HERE, THERE BE DRAGONS, which is now in its eighth hardcover printing; its tenth paperback printing; and is published in more than twenty languages, was released the day that The Hollywood Reporter announced my film deal with Warner Brothers, David Heyman, and David Goyer (which project I’m now developing with two of the producers of THE LORD OF THE RINGS.)
That book deal ignited my career as a novelist, and the sixth sequel to that book will be published in November. Even better, the readership those books have brought me is a big part of the reason why, two decades after beginning the series and a decade since my last new work on it, fans have committed thousands and thousands of dollars to the Kickstarter Campaign to publish the huge Twentieth Anniversary Nearly Complete Essential StarChild book, and why my NEXT big fantasy series will be Fool’s Hollow, a series of illustrated novels with stories based on the StarChild comics.
On occasion, I drop in to say hello and shop at the store when I’m in Burbank, but last November, my family and I went on vacation with my Fool’s Hollow editor and her husband, Lisa and Tracy Mangum, who have become two of our closest friends. We ended up near House of Secrets, so we went in and found, after nine years, they still had a few of the items I’d sold them all those years ago, including a decent slipcased set of the Essential StarChild, which Tracy bought.

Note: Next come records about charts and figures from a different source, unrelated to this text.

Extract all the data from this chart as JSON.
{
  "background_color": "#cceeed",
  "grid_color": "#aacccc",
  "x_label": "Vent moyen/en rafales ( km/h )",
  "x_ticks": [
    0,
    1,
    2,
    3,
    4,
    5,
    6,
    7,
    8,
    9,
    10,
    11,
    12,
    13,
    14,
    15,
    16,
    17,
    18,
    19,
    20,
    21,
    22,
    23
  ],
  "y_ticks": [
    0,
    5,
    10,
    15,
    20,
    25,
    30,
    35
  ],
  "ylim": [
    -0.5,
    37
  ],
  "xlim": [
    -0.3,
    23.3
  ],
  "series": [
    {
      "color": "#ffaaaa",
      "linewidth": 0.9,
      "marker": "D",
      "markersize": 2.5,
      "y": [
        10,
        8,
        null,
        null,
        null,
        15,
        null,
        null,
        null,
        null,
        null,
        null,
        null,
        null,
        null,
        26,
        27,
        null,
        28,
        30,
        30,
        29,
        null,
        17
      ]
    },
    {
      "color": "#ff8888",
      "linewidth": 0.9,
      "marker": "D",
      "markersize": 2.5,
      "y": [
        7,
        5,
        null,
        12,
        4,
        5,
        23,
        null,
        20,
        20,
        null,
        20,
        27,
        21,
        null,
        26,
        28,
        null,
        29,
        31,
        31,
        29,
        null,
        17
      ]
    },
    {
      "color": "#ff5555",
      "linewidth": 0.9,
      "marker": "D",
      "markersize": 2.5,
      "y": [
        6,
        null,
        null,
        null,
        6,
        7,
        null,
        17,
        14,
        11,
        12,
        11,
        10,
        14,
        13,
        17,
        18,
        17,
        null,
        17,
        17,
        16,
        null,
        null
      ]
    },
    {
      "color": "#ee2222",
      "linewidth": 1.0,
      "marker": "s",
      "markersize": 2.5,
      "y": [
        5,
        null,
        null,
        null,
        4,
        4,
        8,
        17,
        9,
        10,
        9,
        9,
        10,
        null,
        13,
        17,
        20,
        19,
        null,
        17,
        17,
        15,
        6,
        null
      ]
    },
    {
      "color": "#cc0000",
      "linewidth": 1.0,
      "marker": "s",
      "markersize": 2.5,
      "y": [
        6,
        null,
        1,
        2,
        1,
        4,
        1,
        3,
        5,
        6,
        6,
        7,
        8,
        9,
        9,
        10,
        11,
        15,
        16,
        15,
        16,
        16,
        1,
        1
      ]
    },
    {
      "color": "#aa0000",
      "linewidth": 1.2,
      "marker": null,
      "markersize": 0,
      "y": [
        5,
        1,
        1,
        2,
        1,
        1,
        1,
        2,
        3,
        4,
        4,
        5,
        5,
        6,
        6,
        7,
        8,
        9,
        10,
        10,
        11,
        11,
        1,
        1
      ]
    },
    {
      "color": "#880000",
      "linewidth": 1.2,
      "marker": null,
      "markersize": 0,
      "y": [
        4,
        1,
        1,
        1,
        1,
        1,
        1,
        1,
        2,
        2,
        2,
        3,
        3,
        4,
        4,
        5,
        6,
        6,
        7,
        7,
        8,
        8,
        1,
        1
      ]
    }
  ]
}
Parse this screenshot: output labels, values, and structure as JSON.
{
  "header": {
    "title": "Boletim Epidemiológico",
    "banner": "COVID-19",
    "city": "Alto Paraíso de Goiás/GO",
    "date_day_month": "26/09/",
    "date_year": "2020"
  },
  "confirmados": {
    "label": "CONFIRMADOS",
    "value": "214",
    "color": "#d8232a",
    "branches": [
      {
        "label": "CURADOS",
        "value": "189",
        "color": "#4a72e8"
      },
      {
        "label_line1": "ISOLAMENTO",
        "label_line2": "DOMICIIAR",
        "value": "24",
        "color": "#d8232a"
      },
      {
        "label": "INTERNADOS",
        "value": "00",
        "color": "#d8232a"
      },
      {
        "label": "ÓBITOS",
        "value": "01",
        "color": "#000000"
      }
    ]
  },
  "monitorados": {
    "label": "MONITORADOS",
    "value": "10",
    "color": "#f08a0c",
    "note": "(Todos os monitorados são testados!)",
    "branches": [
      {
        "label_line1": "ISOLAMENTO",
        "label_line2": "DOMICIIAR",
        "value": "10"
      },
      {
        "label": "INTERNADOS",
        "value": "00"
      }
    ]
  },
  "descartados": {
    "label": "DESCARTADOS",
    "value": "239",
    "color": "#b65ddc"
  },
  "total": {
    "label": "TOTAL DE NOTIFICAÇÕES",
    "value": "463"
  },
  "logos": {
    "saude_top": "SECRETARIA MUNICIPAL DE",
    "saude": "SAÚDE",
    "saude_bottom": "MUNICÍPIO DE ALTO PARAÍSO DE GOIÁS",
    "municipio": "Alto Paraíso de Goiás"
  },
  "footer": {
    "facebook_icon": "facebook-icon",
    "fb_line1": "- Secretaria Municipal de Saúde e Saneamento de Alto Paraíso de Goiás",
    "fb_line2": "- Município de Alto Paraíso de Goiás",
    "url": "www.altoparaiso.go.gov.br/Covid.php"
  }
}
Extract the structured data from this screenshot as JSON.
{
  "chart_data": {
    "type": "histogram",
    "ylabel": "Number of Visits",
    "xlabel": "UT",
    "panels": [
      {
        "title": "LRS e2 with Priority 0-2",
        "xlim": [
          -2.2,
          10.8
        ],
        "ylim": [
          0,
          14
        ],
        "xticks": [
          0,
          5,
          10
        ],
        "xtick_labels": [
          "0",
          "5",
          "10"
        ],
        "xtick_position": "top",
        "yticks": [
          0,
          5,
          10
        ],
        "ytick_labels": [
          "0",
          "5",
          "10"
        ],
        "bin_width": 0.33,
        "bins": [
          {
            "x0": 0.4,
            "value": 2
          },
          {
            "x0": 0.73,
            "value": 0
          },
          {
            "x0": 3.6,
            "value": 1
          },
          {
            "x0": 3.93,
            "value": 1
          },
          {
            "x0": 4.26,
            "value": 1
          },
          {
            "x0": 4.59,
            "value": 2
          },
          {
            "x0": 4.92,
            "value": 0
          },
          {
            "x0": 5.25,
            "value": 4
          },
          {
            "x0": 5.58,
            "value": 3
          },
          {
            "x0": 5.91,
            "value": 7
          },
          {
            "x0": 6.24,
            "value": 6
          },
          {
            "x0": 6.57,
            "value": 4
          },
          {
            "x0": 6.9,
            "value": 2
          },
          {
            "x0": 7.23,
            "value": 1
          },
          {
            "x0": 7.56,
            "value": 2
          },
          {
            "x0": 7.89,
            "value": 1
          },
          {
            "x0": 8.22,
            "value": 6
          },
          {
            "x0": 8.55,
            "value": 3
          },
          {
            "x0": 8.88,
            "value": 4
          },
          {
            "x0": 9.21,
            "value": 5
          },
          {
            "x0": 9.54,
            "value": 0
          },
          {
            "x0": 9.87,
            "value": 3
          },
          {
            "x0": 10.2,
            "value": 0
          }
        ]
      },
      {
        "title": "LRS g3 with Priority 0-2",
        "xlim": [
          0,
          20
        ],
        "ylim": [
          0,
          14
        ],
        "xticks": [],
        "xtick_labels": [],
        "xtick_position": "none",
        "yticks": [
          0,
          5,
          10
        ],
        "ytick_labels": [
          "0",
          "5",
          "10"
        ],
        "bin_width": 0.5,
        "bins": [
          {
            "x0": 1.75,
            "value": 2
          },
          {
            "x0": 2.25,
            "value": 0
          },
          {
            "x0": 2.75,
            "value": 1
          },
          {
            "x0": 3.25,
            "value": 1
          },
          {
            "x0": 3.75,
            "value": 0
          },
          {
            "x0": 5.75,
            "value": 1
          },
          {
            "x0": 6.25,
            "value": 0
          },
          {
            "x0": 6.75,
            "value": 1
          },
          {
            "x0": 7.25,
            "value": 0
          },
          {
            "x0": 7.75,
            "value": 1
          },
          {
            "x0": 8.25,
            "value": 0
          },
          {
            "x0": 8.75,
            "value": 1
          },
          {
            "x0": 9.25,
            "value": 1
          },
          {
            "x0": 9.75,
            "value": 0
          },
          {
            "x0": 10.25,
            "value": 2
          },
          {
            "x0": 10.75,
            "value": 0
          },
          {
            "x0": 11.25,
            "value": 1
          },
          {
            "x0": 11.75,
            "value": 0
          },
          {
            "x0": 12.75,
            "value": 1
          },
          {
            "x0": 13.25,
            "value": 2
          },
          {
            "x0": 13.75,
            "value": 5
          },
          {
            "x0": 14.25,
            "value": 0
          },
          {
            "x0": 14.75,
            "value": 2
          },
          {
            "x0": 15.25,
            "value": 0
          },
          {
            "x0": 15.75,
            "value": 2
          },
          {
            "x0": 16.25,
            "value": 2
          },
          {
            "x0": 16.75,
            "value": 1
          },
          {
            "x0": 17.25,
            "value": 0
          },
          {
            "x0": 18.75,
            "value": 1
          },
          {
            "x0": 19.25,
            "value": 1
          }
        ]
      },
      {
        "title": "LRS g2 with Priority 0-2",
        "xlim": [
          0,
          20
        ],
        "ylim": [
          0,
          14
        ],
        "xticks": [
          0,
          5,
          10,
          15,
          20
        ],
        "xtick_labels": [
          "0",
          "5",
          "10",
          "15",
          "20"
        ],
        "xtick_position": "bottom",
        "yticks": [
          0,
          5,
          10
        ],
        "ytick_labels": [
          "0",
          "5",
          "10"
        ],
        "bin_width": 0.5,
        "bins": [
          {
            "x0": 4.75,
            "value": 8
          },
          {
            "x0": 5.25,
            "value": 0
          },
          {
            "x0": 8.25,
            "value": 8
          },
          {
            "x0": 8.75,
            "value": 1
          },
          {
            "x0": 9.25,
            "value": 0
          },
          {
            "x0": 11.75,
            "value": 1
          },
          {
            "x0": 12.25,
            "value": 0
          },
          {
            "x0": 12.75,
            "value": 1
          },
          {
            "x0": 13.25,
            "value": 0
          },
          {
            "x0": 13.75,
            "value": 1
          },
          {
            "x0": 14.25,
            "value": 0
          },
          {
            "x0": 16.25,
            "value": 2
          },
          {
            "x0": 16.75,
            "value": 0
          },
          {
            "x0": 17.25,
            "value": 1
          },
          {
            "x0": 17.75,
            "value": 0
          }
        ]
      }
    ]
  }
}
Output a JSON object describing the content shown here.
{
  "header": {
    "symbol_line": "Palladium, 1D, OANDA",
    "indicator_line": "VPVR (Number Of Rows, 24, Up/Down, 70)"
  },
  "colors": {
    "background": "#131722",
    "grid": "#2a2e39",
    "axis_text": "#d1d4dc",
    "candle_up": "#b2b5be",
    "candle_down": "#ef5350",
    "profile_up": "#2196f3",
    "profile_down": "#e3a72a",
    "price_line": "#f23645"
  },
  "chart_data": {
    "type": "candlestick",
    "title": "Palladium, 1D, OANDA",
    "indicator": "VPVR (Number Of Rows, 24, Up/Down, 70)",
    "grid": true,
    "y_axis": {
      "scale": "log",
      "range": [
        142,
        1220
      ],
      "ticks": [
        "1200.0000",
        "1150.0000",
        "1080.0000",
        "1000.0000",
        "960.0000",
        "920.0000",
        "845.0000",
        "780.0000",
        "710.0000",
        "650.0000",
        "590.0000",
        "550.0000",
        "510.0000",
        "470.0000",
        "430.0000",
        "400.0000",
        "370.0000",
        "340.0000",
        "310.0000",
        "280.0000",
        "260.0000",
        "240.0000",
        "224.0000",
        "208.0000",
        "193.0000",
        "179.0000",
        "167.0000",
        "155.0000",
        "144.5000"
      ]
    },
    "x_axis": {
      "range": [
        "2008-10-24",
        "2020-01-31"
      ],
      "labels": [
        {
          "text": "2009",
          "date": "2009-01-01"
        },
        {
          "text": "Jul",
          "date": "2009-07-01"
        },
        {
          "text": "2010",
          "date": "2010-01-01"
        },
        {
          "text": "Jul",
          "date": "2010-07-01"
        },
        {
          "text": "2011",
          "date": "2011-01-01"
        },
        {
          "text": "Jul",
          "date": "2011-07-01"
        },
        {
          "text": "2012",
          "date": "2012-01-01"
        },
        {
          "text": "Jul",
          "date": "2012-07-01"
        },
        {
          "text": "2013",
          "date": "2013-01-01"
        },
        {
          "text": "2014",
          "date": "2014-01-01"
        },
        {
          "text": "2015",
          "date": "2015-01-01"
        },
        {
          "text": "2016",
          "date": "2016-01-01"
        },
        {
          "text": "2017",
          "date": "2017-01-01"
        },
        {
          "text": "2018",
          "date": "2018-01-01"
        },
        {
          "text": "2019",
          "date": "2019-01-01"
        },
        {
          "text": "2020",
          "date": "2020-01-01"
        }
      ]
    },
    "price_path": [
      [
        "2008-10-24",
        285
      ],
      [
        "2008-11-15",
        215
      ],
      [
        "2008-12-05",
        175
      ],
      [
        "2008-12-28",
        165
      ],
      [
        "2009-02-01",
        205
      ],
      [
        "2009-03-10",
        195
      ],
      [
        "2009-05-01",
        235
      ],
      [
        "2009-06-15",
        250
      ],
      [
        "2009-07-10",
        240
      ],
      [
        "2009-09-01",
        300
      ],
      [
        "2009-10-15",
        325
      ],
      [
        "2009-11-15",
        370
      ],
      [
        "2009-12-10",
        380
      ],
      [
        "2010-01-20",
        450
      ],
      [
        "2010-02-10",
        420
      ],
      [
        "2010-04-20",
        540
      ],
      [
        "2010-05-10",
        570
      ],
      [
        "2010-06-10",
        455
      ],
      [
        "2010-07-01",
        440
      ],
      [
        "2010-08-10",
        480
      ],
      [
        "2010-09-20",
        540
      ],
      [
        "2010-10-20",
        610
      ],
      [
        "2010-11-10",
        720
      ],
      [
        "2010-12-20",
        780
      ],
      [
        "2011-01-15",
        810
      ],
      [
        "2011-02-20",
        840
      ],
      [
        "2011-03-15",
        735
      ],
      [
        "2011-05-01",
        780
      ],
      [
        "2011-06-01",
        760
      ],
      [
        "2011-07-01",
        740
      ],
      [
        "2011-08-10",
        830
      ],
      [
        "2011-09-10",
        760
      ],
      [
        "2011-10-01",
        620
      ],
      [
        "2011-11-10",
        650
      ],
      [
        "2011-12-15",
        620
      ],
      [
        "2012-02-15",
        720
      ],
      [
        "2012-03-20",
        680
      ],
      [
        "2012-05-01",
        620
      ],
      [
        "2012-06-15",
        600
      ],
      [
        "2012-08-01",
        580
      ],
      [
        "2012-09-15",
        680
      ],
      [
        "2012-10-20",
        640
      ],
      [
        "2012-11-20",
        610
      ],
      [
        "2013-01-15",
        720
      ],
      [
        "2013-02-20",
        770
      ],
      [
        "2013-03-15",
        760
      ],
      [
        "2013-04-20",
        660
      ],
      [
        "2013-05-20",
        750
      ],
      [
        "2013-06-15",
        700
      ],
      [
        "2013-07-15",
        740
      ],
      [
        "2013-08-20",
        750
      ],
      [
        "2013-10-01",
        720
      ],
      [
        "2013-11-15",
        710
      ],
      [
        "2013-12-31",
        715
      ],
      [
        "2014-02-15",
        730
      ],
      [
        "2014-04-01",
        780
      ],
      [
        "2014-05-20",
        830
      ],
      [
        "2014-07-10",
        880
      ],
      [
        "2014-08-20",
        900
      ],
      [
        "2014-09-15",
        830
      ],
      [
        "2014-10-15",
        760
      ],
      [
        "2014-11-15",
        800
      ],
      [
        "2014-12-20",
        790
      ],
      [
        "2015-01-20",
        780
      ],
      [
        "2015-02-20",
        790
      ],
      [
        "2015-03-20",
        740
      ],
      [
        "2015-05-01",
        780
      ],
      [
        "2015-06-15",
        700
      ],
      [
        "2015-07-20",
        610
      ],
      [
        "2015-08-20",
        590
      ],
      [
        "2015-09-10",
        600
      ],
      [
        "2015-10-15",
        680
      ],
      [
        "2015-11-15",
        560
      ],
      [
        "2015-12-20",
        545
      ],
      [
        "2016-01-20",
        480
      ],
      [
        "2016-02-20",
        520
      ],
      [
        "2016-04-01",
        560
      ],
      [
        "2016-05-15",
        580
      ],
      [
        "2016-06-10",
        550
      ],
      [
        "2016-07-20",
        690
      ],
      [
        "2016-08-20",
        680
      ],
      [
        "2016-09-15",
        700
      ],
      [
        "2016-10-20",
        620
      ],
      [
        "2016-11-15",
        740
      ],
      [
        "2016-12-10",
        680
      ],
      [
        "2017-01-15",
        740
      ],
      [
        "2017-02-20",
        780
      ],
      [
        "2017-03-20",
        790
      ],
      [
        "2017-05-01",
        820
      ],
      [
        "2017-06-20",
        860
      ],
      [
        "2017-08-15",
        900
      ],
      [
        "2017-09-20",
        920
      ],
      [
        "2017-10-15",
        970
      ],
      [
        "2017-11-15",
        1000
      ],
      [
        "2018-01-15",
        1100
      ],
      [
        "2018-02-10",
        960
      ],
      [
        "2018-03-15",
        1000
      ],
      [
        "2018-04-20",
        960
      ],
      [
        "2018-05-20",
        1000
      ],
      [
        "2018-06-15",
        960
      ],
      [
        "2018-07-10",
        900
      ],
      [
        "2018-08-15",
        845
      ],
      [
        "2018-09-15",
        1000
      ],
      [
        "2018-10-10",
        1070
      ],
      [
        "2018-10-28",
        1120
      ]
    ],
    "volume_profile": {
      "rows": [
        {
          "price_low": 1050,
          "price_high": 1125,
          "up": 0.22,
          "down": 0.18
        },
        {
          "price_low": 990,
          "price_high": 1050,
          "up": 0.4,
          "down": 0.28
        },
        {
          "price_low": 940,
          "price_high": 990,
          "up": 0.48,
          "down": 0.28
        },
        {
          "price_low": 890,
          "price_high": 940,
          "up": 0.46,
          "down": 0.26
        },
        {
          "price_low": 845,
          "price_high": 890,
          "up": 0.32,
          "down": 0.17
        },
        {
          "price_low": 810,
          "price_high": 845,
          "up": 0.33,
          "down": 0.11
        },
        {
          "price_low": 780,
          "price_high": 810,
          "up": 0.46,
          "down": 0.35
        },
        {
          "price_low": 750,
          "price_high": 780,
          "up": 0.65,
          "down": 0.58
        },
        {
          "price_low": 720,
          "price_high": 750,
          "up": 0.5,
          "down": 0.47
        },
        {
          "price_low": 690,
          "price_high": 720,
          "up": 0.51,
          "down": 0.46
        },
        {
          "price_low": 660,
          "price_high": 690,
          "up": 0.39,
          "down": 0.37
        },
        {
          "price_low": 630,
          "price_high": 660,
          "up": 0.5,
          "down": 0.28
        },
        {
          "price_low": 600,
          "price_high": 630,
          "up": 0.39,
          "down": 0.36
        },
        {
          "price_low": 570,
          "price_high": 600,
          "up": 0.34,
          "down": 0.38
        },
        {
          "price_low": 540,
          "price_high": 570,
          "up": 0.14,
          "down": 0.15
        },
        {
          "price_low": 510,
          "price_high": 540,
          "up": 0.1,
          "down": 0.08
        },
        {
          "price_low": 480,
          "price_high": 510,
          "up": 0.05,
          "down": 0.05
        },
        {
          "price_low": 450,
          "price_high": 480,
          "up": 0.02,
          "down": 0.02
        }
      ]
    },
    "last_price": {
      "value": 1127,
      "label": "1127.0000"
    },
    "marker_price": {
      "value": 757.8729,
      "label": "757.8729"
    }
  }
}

I told him I could send him a set, but he wanted THOSE books — the ones that had sustained me at a point where I so desperately needed it.
I mentioned to Paul and Erik that I was sorry it had taken as long as it did for them to sell all the books, and Paul said, “I’m not. I know a good investment when I see one.”
There was a point in time, sitting in my van in Burbank, when this story might have gone in a VERY different way. But I chose, in that moment, to write it the way I needed it to be — and I found the people who believed in the story I chose for myself; believed then, believed now. Believe always. That’s the key to reshaping your story — but you have to believe in it yourself before anyone else will, and your story can’t be faked. It has to be who you are. If you can discover what that story is, then no one else can change it, no matter how low you may be in that moment — but the right people can also help you shape it into its most extraordinary form.
The Kickstarter Fundraiser for the big StarChild book runs for twenty-three more days, but it’s already met the initial goal, so it WILL come out in October, and I can pretty much promise you where you’ll be able to find at least ONE COPY in Burbank. And when you go in to buy it, tell Paul, Erik and Amy that James sent you.